K12 is being sued for shareholder fraud, and a New York Times expose on K12 published late last year called it “a company that tries to squeeze profits from public school dollars by raising enrollment, increasing teacher workload and lowering standards.” K12 gets “an average of $5,500 to $6,000 per student from state and local governments,” the Times reported. But that money comes upfront, and often students who start the programs don’t finish.
“With retention a problem, some teachers said they were under pressure to pass students with marginal performance and attendance,” the Times said.
K12 Inc. donated $5,000 to Gov. Martinez’s campaign for governor, of course, and Skandera and others in the PED have been operating in the shadows to help the company establish itself in our state. K12 and Skandera have both been intimately involved with Florida Gov. Jeb Bush’s flimsy education reform model, slowly being implemented in New Mexico.
From Krugman: “(S)ome of the most prominent beneficiaries of privatization, such as the online education company K12 Inc. and the prison operator Corrections Corporation of America, are, not surprisingly, very much involved with the organization.”
He goes on: “And in case you were wondering, no, the kind of privatization ALEC promotes isn’t in the public interest; instead of success stories, what we’re getting is a series of scandals. Private charter schools, for example, appear to deliver a lot of profits but little in the way of educational achievement.”

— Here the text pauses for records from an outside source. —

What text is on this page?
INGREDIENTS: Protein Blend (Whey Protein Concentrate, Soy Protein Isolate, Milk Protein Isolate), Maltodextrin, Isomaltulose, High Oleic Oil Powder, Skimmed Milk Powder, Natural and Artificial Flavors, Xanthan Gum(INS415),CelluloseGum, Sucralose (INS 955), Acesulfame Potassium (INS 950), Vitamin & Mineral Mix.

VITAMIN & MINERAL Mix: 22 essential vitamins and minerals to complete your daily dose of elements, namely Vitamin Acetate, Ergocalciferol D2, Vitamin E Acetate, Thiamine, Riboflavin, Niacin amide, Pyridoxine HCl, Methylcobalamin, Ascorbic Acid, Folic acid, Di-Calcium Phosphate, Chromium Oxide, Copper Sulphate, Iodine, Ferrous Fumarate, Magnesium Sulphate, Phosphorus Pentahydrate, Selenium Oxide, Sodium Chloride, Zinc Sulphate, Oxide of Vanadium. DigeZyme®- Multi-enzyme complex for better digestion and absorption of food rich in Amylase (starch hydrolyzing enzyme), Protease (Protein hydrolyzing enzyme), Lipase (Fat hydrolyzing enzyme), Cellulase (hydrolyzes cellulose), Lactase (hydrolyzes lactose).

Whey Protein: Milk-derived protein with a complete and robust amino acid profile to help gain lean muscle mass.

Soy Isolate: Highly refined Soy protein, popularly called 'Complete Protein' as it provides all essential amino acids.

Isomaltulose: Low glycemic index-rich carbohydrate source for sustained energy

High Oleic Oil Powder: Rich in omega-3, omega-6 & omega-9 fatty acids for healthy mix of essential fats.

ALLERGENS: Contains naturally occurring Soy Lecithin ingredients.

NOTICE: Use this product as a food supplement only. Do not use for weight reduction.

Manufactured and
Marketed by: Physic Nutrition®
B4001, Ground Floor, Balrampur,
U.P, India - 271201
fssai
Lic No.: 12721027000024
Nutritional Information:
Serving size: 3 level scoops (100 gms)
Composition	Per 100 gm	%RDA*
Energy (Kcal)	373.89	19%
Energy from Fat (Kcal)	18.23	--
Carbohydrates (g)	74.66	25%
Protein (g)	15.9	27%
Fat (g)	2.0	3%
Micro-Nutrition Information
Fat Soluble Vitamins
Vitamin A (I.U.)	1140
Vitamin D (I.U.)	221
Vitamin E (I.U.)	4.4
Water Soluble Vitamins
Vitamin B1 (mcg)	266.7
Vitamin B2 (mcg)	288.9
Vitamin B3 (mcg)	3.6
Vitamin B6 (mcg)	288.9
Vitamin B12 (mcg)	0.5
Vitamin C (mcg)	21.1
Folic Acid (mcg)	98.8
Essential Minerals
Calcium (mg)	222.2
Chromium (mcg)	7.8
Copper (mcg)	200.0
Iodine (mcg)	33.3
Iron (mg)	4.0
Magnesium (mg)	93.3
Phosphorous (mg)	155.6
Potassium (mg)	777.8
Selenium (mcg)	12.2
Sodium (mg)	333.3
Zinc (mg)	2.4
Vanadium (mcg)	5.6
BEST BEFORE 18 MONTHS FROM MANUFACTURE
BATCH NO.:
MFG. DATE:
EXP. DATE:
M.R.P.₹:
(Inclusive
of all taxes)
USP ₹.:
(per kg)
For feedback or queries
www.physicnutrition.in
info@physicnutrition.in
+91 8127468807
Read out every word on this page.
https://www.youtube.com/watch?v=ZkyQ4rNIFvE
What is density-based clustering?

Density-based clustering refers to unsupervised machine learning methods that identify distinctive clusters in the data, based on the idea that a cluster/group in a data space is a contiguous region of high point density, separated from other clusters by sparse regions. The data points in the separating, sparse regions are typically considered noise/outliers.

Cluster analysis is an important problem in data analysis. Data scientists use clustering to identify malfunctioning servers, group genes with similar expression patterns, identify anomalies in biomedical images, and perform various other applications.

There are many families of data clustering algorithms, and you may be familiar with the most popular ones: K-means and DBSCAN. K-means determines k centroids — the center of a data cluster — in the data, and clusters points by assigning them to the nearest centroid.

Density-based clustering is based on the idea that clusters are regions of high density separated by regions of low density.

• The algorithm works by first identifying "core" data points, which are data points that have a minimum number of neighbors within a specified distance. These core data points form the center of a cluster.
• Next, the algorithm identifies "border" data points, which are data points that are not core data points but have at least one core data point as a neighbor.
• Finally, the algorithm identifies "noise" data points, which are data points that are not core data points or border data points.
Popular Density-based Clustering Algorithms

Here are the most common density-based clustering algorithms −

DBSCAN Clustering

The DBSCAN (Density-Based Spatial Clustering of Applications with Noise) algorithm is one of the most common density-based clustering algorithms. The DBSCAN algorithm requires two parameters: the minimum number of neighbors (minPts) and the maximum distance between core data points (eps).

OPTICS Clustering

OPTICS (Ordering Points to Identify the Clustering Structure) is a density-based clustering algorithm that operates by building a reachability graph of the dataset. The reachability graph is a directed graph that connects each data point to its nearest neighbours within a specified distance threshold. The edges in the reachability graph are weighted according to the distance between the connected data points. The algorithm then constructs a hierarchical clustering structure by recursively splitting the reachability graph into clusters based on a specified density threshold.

The insinuation here is not that we’re heading toward a New Mexico where Stand Your Ground killings become a fear for minority teens in hoods. (Let’s hope not, anyway. Nothing really surprises anymore.) The insinuation here is that a line can be drawn from that incredible act of legislatively sanctioned murder and the forces working to privatize public education in our schools.
Trayvon Martin’s death is an extreme case, but is it really so extraordinary? Let corporations write our laws and there are going to be consequences, including the empowerment of gun-toting vigilantes, and including students being funneled into phony private education entities that don’t actually give them the tools they need to grow into productive adults. We are paying, and will continue paying, for the corporate corruption of our political system.
The Santa Fe New Mexican earlier this year ran a terrific article by Steve Terrell about ALEC, whose worshippers in the New Mexico legislature include Rep. Yvette Herrell (Alamogordo), Sen. Clint Harden (Clovis), Rep. Nate Gentry (Albuquerque) and Sen. Bill Burt (Alamogordo). Those are all Republicans.
Terrell’s story concludes on this note: “(B)oth sides agree that ALEC’s influence could grow here if Republicans win enough seats in November to control the Legislature.”
That notion should terrify those of us normal New Mexicans, who don’t get a cut. “And if there is any silver lining to Trayvon Martin’s killing,” Krugman writes, “it is that it might finally place a spotlight on what ALEC is doing to our society — and our democracy.”